“Wat het meeste helpt is dat we met collega’s over dit onderwerp spreken in de personeelsruimte.” Dave en Vince zijn beide werkzaam als docent op het Leidsche Rijn college in Utrecht. We spraken met hen over hun ervaring over de training Didactisch Coachen.
Dave Coenen is docent Duits en coördinator leerlingzaken voor 3 HAVO op het Leidsche Rijn College
Praten over de kwaliteit van je onderwijs
Dave: “Toen werd aangekondigd dat we de training Didactisch Coachen konden volgen op school was ik direct enthousiast en gemotiveerd om van start te gaan. Ik koos voor de medium variant, wat een praktische keus was omdat ik dacht dat ik daar voldoende uit zou halen. Wat ik fascinerend vond aan de bijeenkomsten was dat we als het ware ‘gedwongen’ werden om met collega’s die je misschien wat minder spreekt, te praten over de kwaliteit van je onderwijs. Zaken als, wat doen we goed en wat doen we minder goed werden uitgebreid besproken. Hier valt ontzettend veel winst te behalen! Het meeste heb ik gehad aan de terugkomsessie.”
Vince Oonk is docent Aardrijkskunde en mentor in verschillende klassen. Hij is veel bezig met onderwijs over duurzaamheid op school.
Coachend lesgeven
Vince: “De behoefte om met collega’s over onderwijs te praten is bij mij altijd heel sterk en naar mijn mening ook nodig. Het is een uitstekend middel om een gezamenlijk doel te bereiken. Als school kiezen we steeds meer de koers richting het coachend lesgeven en zijn daarbij ook aan het nadenken om de school wat anders te gaan organiseren. De training Didactisch Coachen was breed gedragen en smaakte naar meer, dit was erg opvallend bij de laatste sessie. Je bent zo gewend om dingen op een bepaalde manier te doen, tot je wat andere manieren en zienswijzen krijgt aangeboden. Door het coachend lesgeven zijn er verschillende inzichten naar voren gekomen waardoor je dingen anders gaat doen en je als het ware opnieuw leert lopen. In eerste instantie is dat even een investering, maar later gaan we oogsten.

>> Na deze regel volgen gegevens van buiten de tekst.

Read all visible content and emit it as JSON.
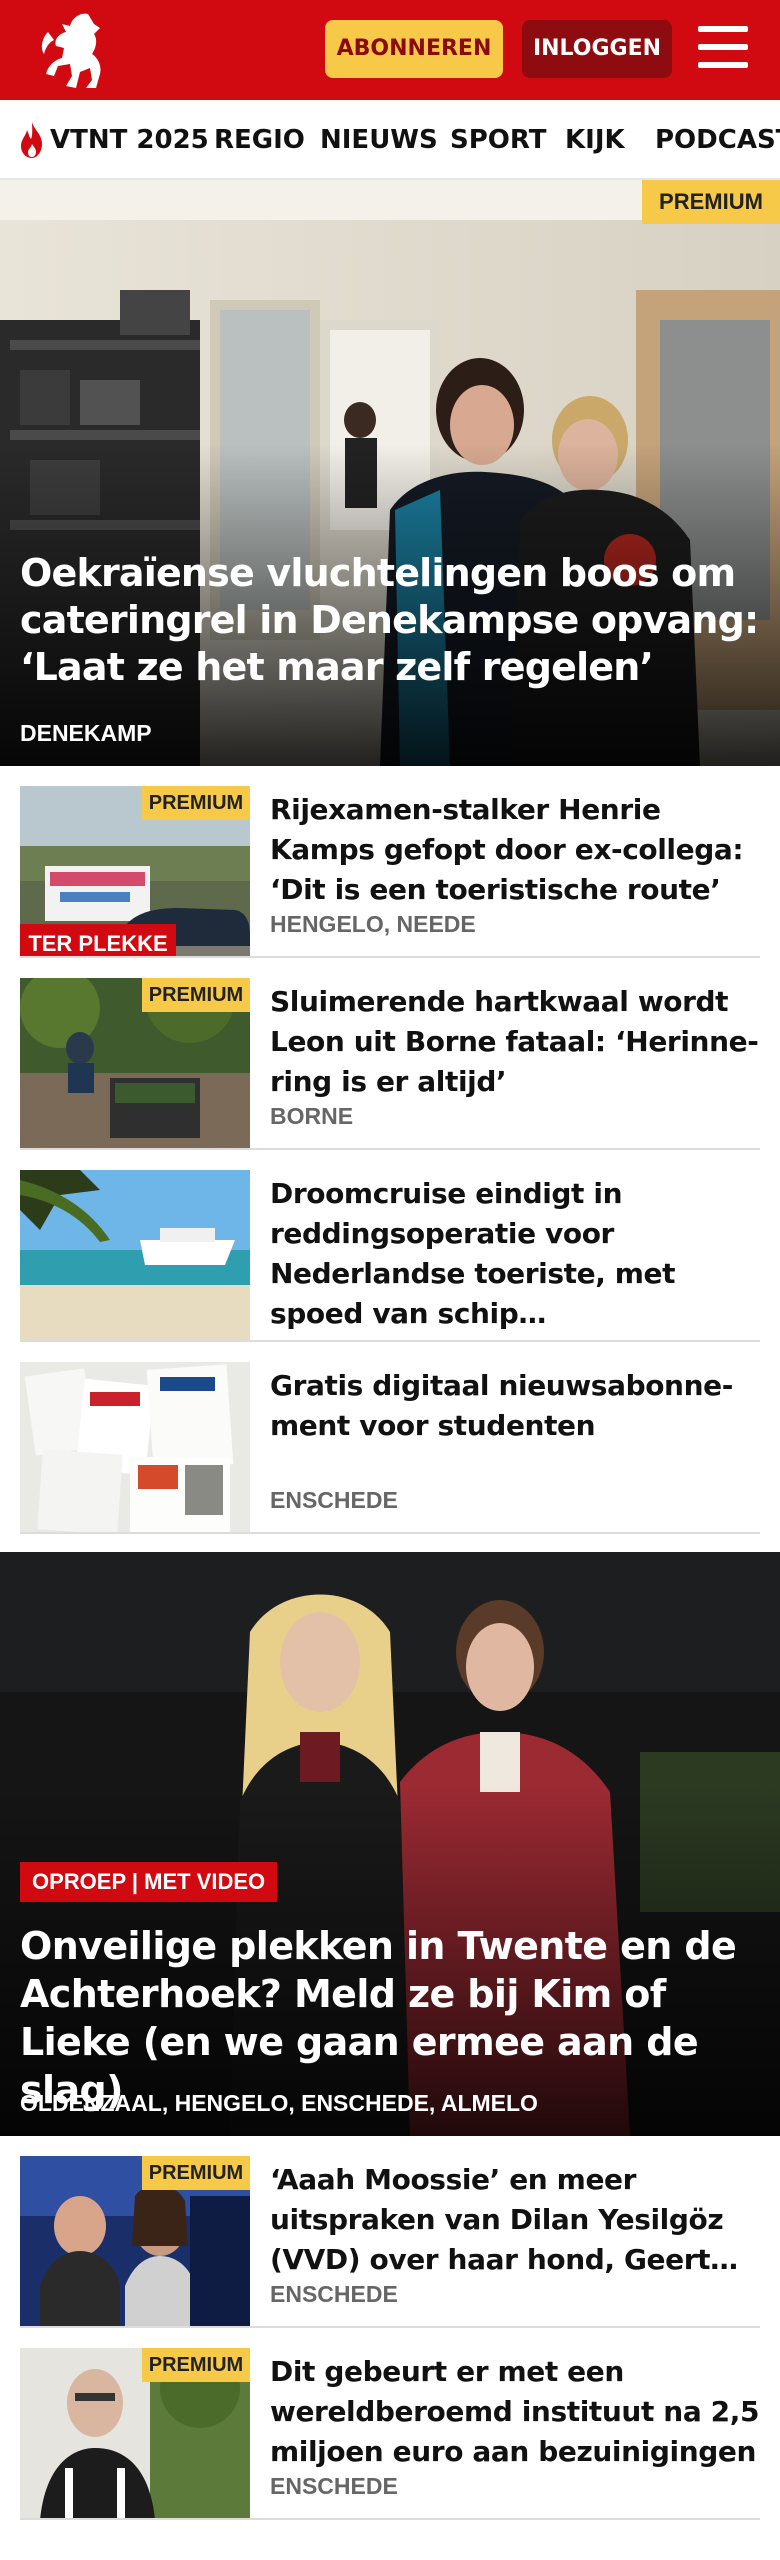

Na de training is er wel weer een en ander weggezakt, maar toen we laatst wat herhaling kregen zijn bepaalde zaken weer helemaal opgefrist. Toen merkte ik echt dat je vaak moet blijven oefenen om dingen echt in de vingers te krijgen.”
“Je moet vaak blijven oefenen om dingen echt in de vingers te krijgen.”
Eerst op de relatie zitten
Dave: “Ik ga eens even lekker Duits geven aan die kinderen, zin in!” dacht ik heel naïef als zijinstromer. Nieuwtje 1: ze hebben geen zin in Duits. Nieuwtje 2: je bent veel meer bezig met het gedragsaspect, het ‘opvoeden’. Dat bevalt mij heel goed, maar ik kan me ook voorstellen dat dit een element kan zijn waardoor andere docenten na een paar jaar kunnen denken: laat maar. Je wordt, in mijn geval opgeleid om de Duitse taal te gaan geven en die taal ga je je dus eigen maken. Er wordt zeker aandacht besteed aan de rest, maar op de hogescholen en universiteiten krijgen we vooral aangeleerd: de taal is de voertaal, dus wij moeten Duits praten tegen de kinderen. Dan ga je voor de klas staan en kom je erachter dat de leerlingen nog nooit een woord Duits hebben gehoord en geen idee hebben hoe en wat. Dus je moet eerst op de relatie gaan zitten en daarna hopen dat ze wat woordjes gaan leren.”
Zelf in charge
Vince: “Ik probeer de leerlingen echt zelf in charge te krijgen en hen te laten voelen dat zij degene zijn die de stappen moeten zetten. Het kan soms verleidelijk zijn om dingen al in te vullen en snel vragen te beantwoorden, maar als je coachend werkt is het juist niet wenselijk om dat te doen. Ook probeer ik nu andere vragen te stellen; open vragen in plaats van gesloten. Daarbij wil je met je vraagstelling ook wat dieper reiken om leerlingen te laten reflecteren op andere vlakken. Waar komt iets vandaan, waarom kom je ergens niet toe en wat zit erachter? ‘Wat denk je dat verstandig is om te doen?’ ‘Waar loop je tegenaan?’ zijn voorbeelden van vragen die ik nu vaak probeer in te zetten. Het vak is een geweldig middel, maar je bent vooral bezig met de ontwikkeling van de leerling.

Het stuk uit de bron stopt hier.